J'en viens aux 10% de frais administratifs. L'expérience m'a démontré que l'administration ne sait pas évaluer le coût d'une tâche. Le temps mis à son exécution est oublié, ainsi que les frais afférents. Personne ne songe à calculer le temps de secrétariat, le loyer, les amortissements des appareils, le chauffage, l'électricité, le téléphone et les autres éléments constituants du coût réel. En les prenant tous en compte, on constate que le recours à une entreprise privée ne revient pas plus cher. Je me suis renseignée auprès des organisations patronales pour savoir si ces 10% étaient conformes. Je puis vous dire, pour en avoir reçu la confirmation par écrit, qu'ils sont d'une pratique reconnue et jugée non excessive dans les cas de ce genre.

Un fonctionnaire vous dira toujours qu'il peut faire mieux, mais il ne pourra pas vous communiquer les coûts, parce qu'il ne s'en rend pas compte et parce que nous ne les lui facturons pas.
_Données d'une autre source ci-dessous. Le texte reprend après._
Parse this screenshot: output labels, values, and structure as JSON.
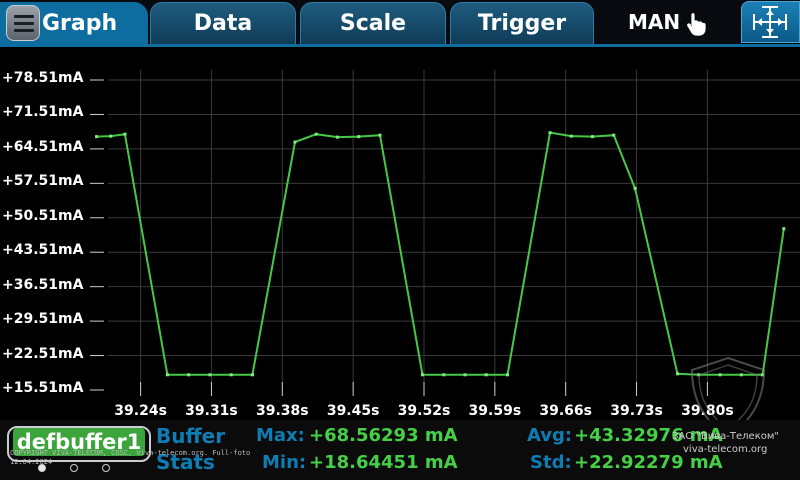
{
  "tabs": [
    {
      "label": "Graph",
      "active": true
    },
    {
      "label": "Data",
      "active": false
    },
    {
      "label": "Scale",
      "active": false
    },
    {
      "label": "Trigger",
      "active": false
    }
  ],
  "mode_label": "MAN",
  "icons": {
    "menu": "hamburger-icon",
    "hand": "hand-pointer-icon",
    "autoscale": "autoscale-arrows-icon"
  },
  "colors": {
    "accent": "#0d6d9f",
    "trace": "#46c846",
    "label_blue": "#0d7db3",
    "value_green": "#46d046"
  },
  "chart_data": {
    "type": "line",
    "grid": true,
    "ylim": [
      15.51,
      78.51
    ],
    "xlim": [
      39.19,
      39.8915
    ],
    "y_ticks": [
      "+78.51mA",
      "+71.51mA",
      "+64.51mA",
      "+57.51mA",
      "+50.51mA",
      "+43.51mA",
      "+36.51mA",
      "+29.51mA",
      "+22.51mA",
      "+15.51mA"
    ],
    "x_ticks": [
      "39.24s",
      "39.31s",
      "39.38s",
      "39.45s",
      "39.52s",
      "39.59s",
      "39.66s",
      "39.73s",
      "39.80s"
    ],
    "series": [
      {
        "x": [
          39.1965,
          39.2105,
          39.2245,
          39.2665,
          39.2875,
          39.3085,
          39.3295,
          39.3505,
          39.3925,
          39.4135,
          39.4345,
          39.4555,
          39.4765,
          39.5185,
          39.5395,
          39.5605,
          39.5815,
          39.6025,
          39.6445,
          39.6655,
          39.6865,
          39.7075,
          39.7285,
          39.7705,
          39.7915,
          39.8125,
          39.8335,
          39.8545,
          39.8755
        ],
        "y": [
          67.0,
          67.1,
          67.5,
          18.6,
          18.6,
          18.6,
          18.6,
          18.6,
          65.9,
          67.5,
          66.9,
          67.0,
          67.3,
          18.6,
          18.6,
          18.6,
          18.6,
          18.6,
          67.8,
          67.1,
          67.0,
          67.3,
          56.5,
          18.8,
          18.6,
          18.6,
          18.6,
          18.6,
          48.3
        ]
      }
    ]
  },
  "buffer": {
    "name": "defbuffer1",
    "stats_line1": "Buffer",
    "stats_line2": "Stats"
  },
  "stats": {
    "max_label": "Max:",
    "max_value": "+68.56293 mA",
    "min_label": "Min:",
    "min_value": "+18.64451 mA",
    "avg_label": "Avg:",
    "avg_value": "+43.32976 mA",
    "std_label": "Std:",
    "std_value": "+22.92279 mA"
  },
  "watermark": {
    "copyright_line1": "COPYRIGHT VIVA-TELECOM, COSC, Viva-telecom.org. Full-foto",
    "copyright_line2": "12.04.2024",
    "company": "ЗАО \"Вива-Телеком\"",
    "site": "viva-telecom.org"
  }
}
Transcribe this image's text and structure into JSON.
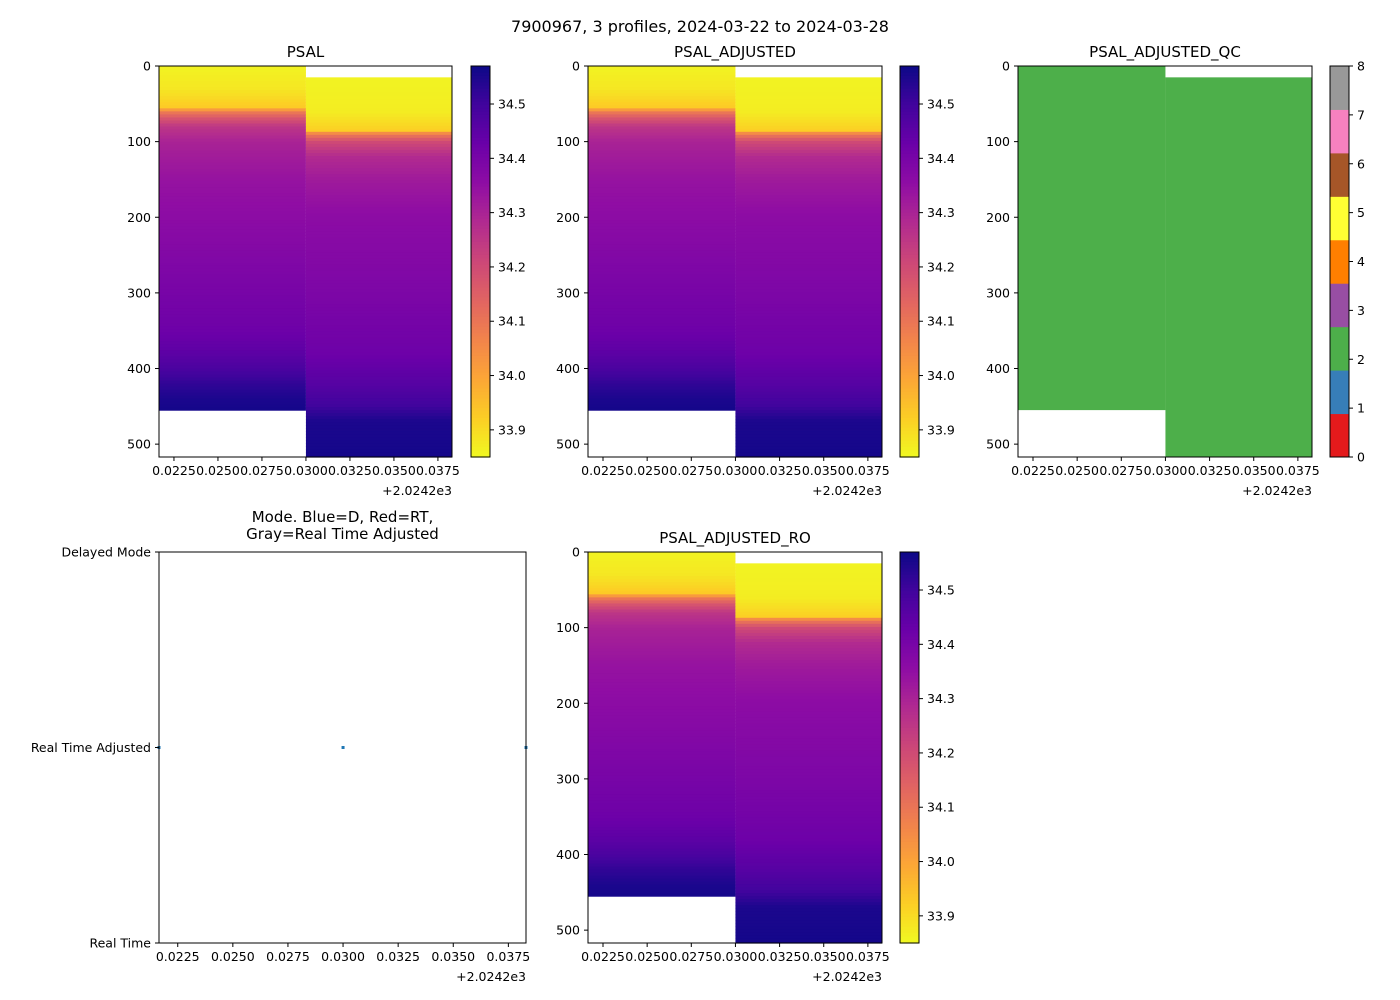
{
  "figure": {
    "suptitle": "7900967, 3 profiles, 2024-03-22 to 2024-03-28"
  },
  "colormaps": {
    "plasma": [
      "#0d0887",
      "#41049d",
      "#6a00a8",
      "#8f0da4",
      "#b12a90",
      "#cc4778",
      "#e16462",
      "#f2844b",
      "#fca636",
      "#fcce25",
      "#f0f921"
    ],
    "qc_classes": [
      {
        "value": 0,
        "color": "#e41a1c"
      },
      {
        "value": 1,
        "color": "#377eb8"
      },
      {
        "value": 2,
        "color": "#4daf4a"
      },
      {
        "value": 3,
        "color": "#984ea3"
      },
      {
        "value": 4,
        "color": "#ff7f00"
      },
      {
        "value": 5,
        "color": "#ffff33"
      },
      {
        "value": 6,
        "color": "#a65628"
      },
      {
        "value": 7,
        "color": "#f781bf"
      },
      {
        "value": 8,
        "color": "#999999"
      }
    ]
  },
  "chart_data": [
    {
      "id": "psal",
      "type": "heatmap",
      "title": "PSAL",
      "xlabel": "",
      "ylabel": "",
      "x_offset_label": "+2.0242e3",
      "xlim": [
        0.02165,
        0.0383
      ],
      "ylim": [
        517,
        0
      ],
      "xticks": [
        "0.0225",
        "0.0250",
        "0.0275",
        "0.0300",
        "0.0325",
        "0.0350",
        "0.0375"
      ],
      "xtick_values": [
        0.0225,
        0.025,
        0.0275,
        0.03,
        0.0325,
        0.035,
        0.0375
      ],
      "yticks": [
        0,
        100,
        200,
        300,
        400,
        500
      ],
      "colorbar": {
        "range": [
          33.85,
          34.57
        ],
        "ticks": [
          "33.9",
          "34.0",
          "34.1",
          "34.2",
          "34.3",
          "34.4",
          "34.5"
        ],
        "tick_values": [
          33.9,
          34.0,
          34.1,
          34.2,
          34.3,
          34.4,
          34.5
        ]
      },
      "profiles": [
        {
          "x_start": 0.02165,
          "x_end": 0.03,
          "depth_min": 0,
          "depth_max": 455,
          "depths": [
            0,
            30,
            55,
            60,
            70,
            80,
            100,
            150,
            200,
            300,
            350,
            380,
            400,
            420,
            440,
            455
          ],
          "values": [
            33.86,
            33.88,
            33.93,
            34.08,
            34.18,
            34.25,
            34.3,
            34.34,
            34.36,
            34.4,
            34.42,
            34.45,
            34.48,
            34.52,
            34.55,
            34.56
          ]
        },
        {
          "x_start": 0.03,
          "x_end": 0.0383,
          "depth_min": 15,
          "depth_max": 517,
          "depths": [
            15,
            60,
            85,
            90,
            100,
            120,
            150,
            200,
            300,
            380,
            420,
            450,
            470,
            517
          ],
          "values": [
            33.86,
            33.87,
            33.92,
            34.08,
            34.2,
            34.28,
            34.32,
            34.36,
            34.39,
            34.42,
            34.46,
            34.5,
            34.55,
            34.56
          ]
        }
      ]
    },
    {
      "id": "psal_adjusted",
      "type": "heatmap",
      "title": "PSAL_ADJUSTED",
      "xlabel": "",
      "ylabel": "",
      "x_offset_label": "+2.0242e3",
      "xlim": [
        0.02165,
        0.0383
      ],
      "ylim": [
        517,
        0
      ],
      "xticks": [
        "0.0225",
        "0.0250",
        "0.0275",
        "0.0300",
        "0.0325",
        "0.0350",
        "0.0375"
      ],
      "xtick_values": [
        0.0225,
        0.025,
        0.0275,
        0.03,
        0.0325,
        0.035,
        0.0375
      ],
      "yticks": [
        0,
        100,
        200,
        300,
        400,
        500
      ],
      "colorbar": {
        "range": [
          33.85,
          34.57
        ],
        "ticks": [
          "33.9",
          "34.0",
          "34.1",
          "34.2",
          "34.3",
          "34.4",
          "34.5"
        ],
        "tick_values": [
          33.9,
          34.0,
          34.1,
          34.2,
          34.3,
          34.4,
          34.5
        ]
      },
      "profiles": [
        {
          "x_start": 0.02165,
          "x_end": 0.03,
          "depth_min": 0,
          "depth_max": 455,
          "depths": [
            0,
            30,
            55,
            60,
            70,
            80,
            100,
            150,
            200,
            300,
            350,
            380,
            400,
            420,
            440,
            455
          ],
          "values": [
            33.86,
            33.88,
            33.93,
            34.08,
            34.18,
            34.25,
            34.3,
            34.34,
            34.36,
            34.4,
            34.42,
            34.45,
            34.48,
            34.52,
            34.55,
            34.56
          ]
        },
        {
          "x_start": 0.03,
          "x_end": 0.0383,
          "depth_min": 15,
          "depth_max": 517,
          "depths": [
            15,
            60,
            85,
            90,
            100,
            120,
            150,
            200,
            300,
            380,
            420,
            450,
            470,
            517
          ],
          "values": [
            33.86,
            33.87,
            33.92,
            34.08,
            34.2,
            34.28,
            34.32,
            34.36,
            34.39,
            34.42,
            34.46,
            34.5,
            34.55,
            34.56
          ]
        }
      ]
    },
    {
      "id": "psal_adjusted_qc",
      "type": "heatmap",
      "title": "PSAL_ADJUSTED_QC",
      "xlabel": "",
      "ylabel": "",
      "x_offset_label": "+2.0242e3",
      "xlim": [
        0.02165,
        0.0383
      ],
      "ylim": [
        517,
        0
      ],
      "xticks": [
        "0.0225",
        "0.0250",
        "0.0275",
        "0.0300",
        "0.0325",
        "0.0350",
        "0.0375"
      ],
      "xtick_values": [
        0.0225,
        0.025,
        0.0275,
        0.03,
        0.0325,
        0.035,
        0.0375
      ],
      "yticks": [
        0,
        100,
        200,
        300,
        400,
        500
      ],
      "colorbar": {
        "range": [
          0,
          8
        ],
        "ticks": [
          "0",
          "1",
          "2",
          "3",
          "4",
          "5",
          "6",
          "7",
          "8"
        ],
        "tick_values": [
          0,
          1,
          2,
          3,
          4,
          5,
          6,
          7,
          8
        ],
        "discrete": true
      },
      "profiles": [
        {
          "x_start": 0.02165,
          "x_end": 0.03,
          "depth_min": 0,
          "depth_max": 455,
          "qc": 2
        },
        {
          "x_start": 0.03,
          "x_end": 0.0383,
          "depth_min": 15,
          "depth_max": 517,
          "qc": 2
        }
      ]
    },
    {
      "id": "mode",
      "type": "scatter",
      "title": "Mode. Blue=D, Red=RT,\nGray=Real Time Adjusted",
      "title_lines": [
        "Mode. Blue=D, Red=RT,",
        "Gray=Real Time Adjusted"
      ],
      "xlabel": "",
      "ylabel": "",
      "x_offset_label": "+2.0242e3",
      "xlim": [
        0.02165,
        0.0383
      ],
      "ylim": [
        0,
        2
      ],
      "xticks": [
        "0.0225",
        "0.0250",
        "0.0275",
        "0.0300",
        "0.0325",
        "0.0350",
        "0.0375"
      ],
      "xtick_values": [
        0.0225,
        0.025,
        0.0275,
        0.03,
        0.0325,
        0.035,
        0.0375
      ],
      "yticks": [
        "Real Time",
        "Real Time Adjusted",
        "Delayed Mode"
      ],
      "ytick_values": [
        0,
        1,
        2
      ],
      "points": [
        {
          "x": 0.02165,
          "y": 1,
          "color": "#1f77b4"
        },
        {
          "x": 0.03,
          "y": 1,
          "color": "#1f77b4"
        },
        {
          "x": 0.0383,
          "y": 1,
          "color": "#1f77b4"
        }
      ]
    },
    {
      "id": "psal_adjusted_ro",
      "type": "heatmap",
      "title": "PSAL_ADJUSTED_RO",
      "xlabel": "",
      "ylabel": "",
      "x_offset_label": "+2.0242e3",
      "xlim": [
        0.02165,
        0.0383
      ],
      "ylim": [
        517,
        0
      ],
      "xticks": [
        "0.0225",
        "0.0250",
        "0.0275",
        "0.0300",
        "0.0325",
        "0.0350",
        "0.0375"
      ],
      "xtick_values": [
        0.0225,
        0.025,
        0.0275,
        0.03,
        0.0325,
        0.035,
        0.0375
      ],
      "yticks": [
        0,
        100,
        200,
        300,
        400,
        500
      ],
      "colorbar": {
        "range": [
          33.85,
          34.57
        ],
        "ticks": [
          "33.9",
          "34.0",
          "34.1",
          "34.2",
          "34.3",
          "34.4",
          "34.5"
        ],
        "tick_values": [
          33.9,
          34.0,
          34.1,
          34.2,
          34.3,
          34.4,
          34.5
        ]
      },
      "profiles": [
        {
          "x_start": 0.02165,
          "x_end": 0.03,
          "depth_min": 0,
          "depth_max": 455,
          "depths": [
            0,
            30,
            55,
            60,
            70,
            80,
            100,
            150,
            200,
            300,
            350,
            380,
            400,
            420,
            440,
            455
          ],
          "values": [
            33.86,
            33.88,
            33.93,
            34.08,
            34.18,
            34.25,
            34.3,
            34.34,
            34.36,
            34.4,
            34.42,
            34.45,
            34.48,
            34.52,
            34.55,
            34.56
          ]
        },
        {
          "x_start": 0.03,
          "x_end": 0.0383,
          "depth_min": 15,
          "depth_max": 517,
          "depths": [
            15,
            60,
            85,
            90,
            100,
            120,
            150,
            200,
            300,
            380,
            420,
            450,
            470,
            517
          ],
          "values": [
            33.86,
            33.87,
            33.92,
            34.08,
            34.2,
            34.28,
            34.32,
            34.36,
            34.39,
            34.42,
            34.46,
            34.5,
            34.55,
            34.56
          ]
        }
      ]
    }
  ]
}
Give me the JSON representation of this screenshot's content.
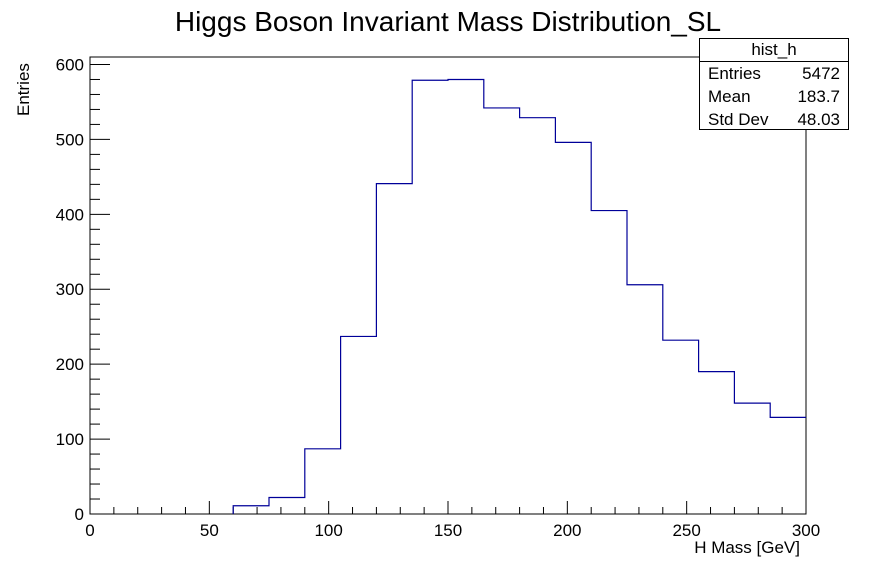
{
  "chart_data": {
    "type": "histogram",
    "title": "Higgs Boson Invariant Mass Distribution_SL",
    "xlabel": "H Mass [GeV]",
    "ylabel": "Entries",
    "xlim": [
      0,
      300
    ],
    "ylim": [
      0,
      610
    ],
    "x_ticks": [
      0,
      50,
      100,
      150,
      200,
      250,
      300
    ],
    "y_ticks": [
      0,
      100,
      200,
      300,
      400,
      500,
      600
    ],
    "bin_edges": [
      60,
      75,
      90,
      105,
      120,
      135,
      150,
      165,
      180,
      195,
      210,
      225,
      240,
      255,
      270,
      285,
      300
    ],
    "values": [
      11,
      22,
      87,
      237,
      441,
      579,
      580,
      542,
      529,
      496,
      405,
      306,
      232,
      190,
      148,
      129
    ],
    "line_color": "#000099",
    "stats": {
      "name": "hist_h",
      "rows": [
        {
          "label": "Entries",
          "value": "5472"
        },
        {
          "label": "Mean",
          "value": "183.7"
        },
        {
          "label": "Std Dev",
          "value": "48.03"
        }
      ]
    }
  }
}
Dès lors, toute comparaison à ce niveau ne peut être que fausse.

Mise aux voix, cette motion est adoptée.

Elle est ainsi conçue :

MOTION

concernant la sous-traitance de tâches de l'Etatà des entreprises privées

LE GRAND CONSEIL,

considérant:

- la décision du département de l'instruction publique (DIP) de déléguer à une entreprise privée une tâche assumée jusque-là par le secteur public, à savoir l'organisation des transports d'enfants de l'enseignement spécialisé, le transport lui-même étant sous-traité à différentes entreprises privées, dont la quasi-totalité faisait le même travail auparavant pour le compte de l'Etat, en l'occurrence du service médico-pédagogique;

- les conséquences de cette adjudication: rétribution du mandataire unique, baisse de l'enveloppe budgétaire couvrant les frais de transport proprement dits, modification des contrats de travail des chauffeurs et chauffeuses et baisse des salaires,

invite le Conseil d'Etat

- à faire rapport au Grand Conseil sur l'expérience en cours de la délégation de l'organisation des transports d'enfants de l'enseignement spécialisé;

- à faire un bilan des expériences de délégations de tâches du secteur public au secteur privé au cours des dernières années, notamment en terme de qualité des prestations, de coût et de conditions de travail;

- à veiller à ce que, dans l'esprit de la loi L 6 05 et de la loi sur l'encouragement aux PMI, une convention collective de travail et/ou des usages soient respectés entre les employeurs et les employés, partout où il y a délégation de tâches du secteur public au secteur privé;

- à généraliser le système de contrat de prestations lorsqu'il y a délégation de tâches du secteur public au secteur privé, en ayant soin de l'évaluer régulièrement selon des critères prédéfinis;

- à accélérer toute réforme de l'administration qui va dans le sens d'augmenter la responsabilité et la participation de chaque collaborateur, d'augmenter la collaboration entre les différents services de l'administration et de diminuer les échelons hiérarchiques chaque fois que cela est possible.